16 Juin 2010

Réforme des retraites : une rustine pour tenir jusqu'en 2012

Nous attendions un projet ambitieux et rénovateur. Hélas, l’introduction d’un deuxième pilier dans le système de retraite sous la forme de fonds de pension n’est pas prévue. Pas plus que ne l'est la fusion des innombrables régimes de retraite, profonde source d’iniquité et casse-tête pour les multi-pensionnés. Nous n’aurons droit qu’à un bricolage de plus, incapable de stopper l’effondrement annoncé par le Conseil d’Orientation des Retraites (COR) de notre système par répartition.

Nous soutenons les quelques mesures d’équité telles que l’alignement du taux de cotisation du secteur public sur le secteur privé ; mais les régimes les plus scandaleux, ceux des régimes spéciaux, participeront peu à l’effort. Enfin, certains privilèges de la fonction publique ne sont pas écornés, tel le calcul de la pension sur les 6 derniers mois au lieu des 25 meilleures années.

Décaler de deux années l’âge légal de départ à la retraite ne va pas rétablir l’équilibre d’un système intrinsèquement boiteux, d’autant plus que l’espérance de vie continuera à augmenter chaque année. Christine Lagarde avait demandé d’aligner l’âge de départ à la retraite sur nos voisins européens, 65 ans. En ne portant ce seuil qu’à 62 ans, le gouvernement envoie un signal négatif aux Français. Ils comprendront vite qu’on ne cherche qu’à apposer une rustine d’une durée de vie de… deux ans, jusqu’en 2012, et qu’une nouvelle réforme des retraites sera rapidement nécessaire. En cédant ainsi à la pression de nos syndicats ultra-minoritaires, mais si vindicatifs, le gouvernement maintient sa faiblesse face aux chantages, faiblesse que nos opposants savent exploiter.

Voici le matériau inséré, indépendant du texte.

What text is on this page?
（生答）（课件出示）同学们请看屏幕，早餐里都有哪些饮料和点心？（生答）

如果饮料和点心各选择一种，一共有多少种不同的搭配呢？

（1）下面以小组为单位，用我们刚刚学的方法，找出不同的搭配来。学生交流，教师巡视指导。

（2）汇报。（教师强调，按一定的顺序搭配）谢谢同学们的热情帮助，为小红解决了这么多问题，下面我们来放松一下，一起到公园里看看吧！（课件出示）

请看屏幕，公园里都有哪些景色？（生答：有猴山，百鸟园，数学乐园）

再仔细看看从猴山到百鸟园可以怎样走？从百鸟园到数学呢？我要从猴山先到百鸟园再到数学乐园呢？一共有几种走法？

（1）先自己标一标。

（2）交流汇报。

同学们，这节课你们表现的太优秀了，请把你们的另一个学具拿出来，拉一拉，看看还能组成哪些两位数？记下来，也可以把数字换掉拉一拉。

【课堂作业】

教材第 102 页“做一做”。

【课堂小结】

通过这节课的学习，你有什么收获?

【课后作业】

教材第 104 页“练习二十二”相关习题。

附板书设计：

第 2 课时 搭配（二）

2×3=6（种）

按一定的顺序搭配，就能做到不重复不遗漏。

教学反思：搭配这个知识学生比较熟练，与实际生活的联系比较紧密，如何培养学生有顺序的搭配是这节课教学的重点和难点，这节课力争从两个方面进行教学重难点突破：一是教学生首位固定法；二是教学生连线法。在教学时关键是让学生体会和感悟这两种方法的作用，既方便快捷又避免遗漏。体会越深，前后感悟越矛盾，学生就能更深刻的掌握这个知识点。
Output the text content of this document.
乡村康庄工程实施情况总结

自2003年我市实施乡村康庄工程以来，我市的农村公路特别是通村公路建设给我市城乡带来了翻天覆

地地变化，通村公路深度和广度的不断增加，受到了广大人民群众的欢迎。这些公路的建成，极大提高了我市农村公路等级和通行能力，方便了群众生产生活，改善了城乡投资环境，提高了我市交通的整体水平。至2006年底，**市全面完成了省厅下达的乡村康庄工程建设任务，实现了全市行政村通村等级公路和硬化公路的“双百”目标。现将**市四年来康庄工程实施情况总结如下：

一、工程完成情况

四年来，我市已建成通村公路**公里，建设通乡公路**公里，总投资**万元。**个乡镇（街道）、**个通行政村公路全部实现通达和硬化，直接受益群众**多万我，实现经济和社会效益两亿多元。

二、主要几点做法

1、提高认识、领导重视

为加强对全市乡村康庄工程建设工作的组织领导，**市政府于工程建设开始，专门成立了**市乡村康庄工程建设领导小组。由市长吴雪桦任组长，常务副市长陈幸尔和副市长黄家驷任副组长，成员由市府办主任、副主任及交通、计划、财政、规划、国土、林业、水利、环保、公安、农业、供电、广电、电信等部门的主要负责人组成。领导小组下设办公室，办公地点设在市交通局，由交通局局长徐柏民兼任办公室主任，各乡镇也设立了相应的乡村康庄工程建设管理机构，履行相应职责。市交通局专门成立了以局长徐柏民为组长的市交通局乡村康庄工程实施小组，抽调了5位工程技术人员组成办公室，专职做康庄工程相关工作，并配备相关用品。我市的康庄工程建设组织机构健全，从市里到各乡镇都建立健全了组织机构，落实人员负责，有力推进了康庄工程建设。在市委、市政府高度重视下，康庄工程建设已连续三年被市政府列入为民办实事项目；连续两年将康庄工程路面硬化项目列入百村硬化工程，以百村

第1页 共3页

Concernant la suppression de niches fiscales, le Parti Libéral Démocrate l’approuverait si les moyens dégagés étaient réaffectés à la baisse des impôts des classes moyennes. Mais cette suppression s’accompagne d’une nouvelle augmentation des impôts. En décourageant un peu plus l’épargne et le travail, cette alourdissement de la pression fiscale promet de peser un peu plus sur la croissance, c'est-à-dire sur le premier moteur d’amélioration des comptes sociaux et de financement de la dette publique.

Le Parti Libéral Démocrate rappelle son attachement à la retraite par capitalisation en substitution de tout ou partie de la répartition. Les salariés doivent pouvoir librement choisir la destination de leurs cotisations sociales afin de se constituer une épargne retraite personnelle et transmissible. Nous continuerons à défendre cette mesure de justice sociale, par ailleurs financièrement bien plus rentable que le système de répartition.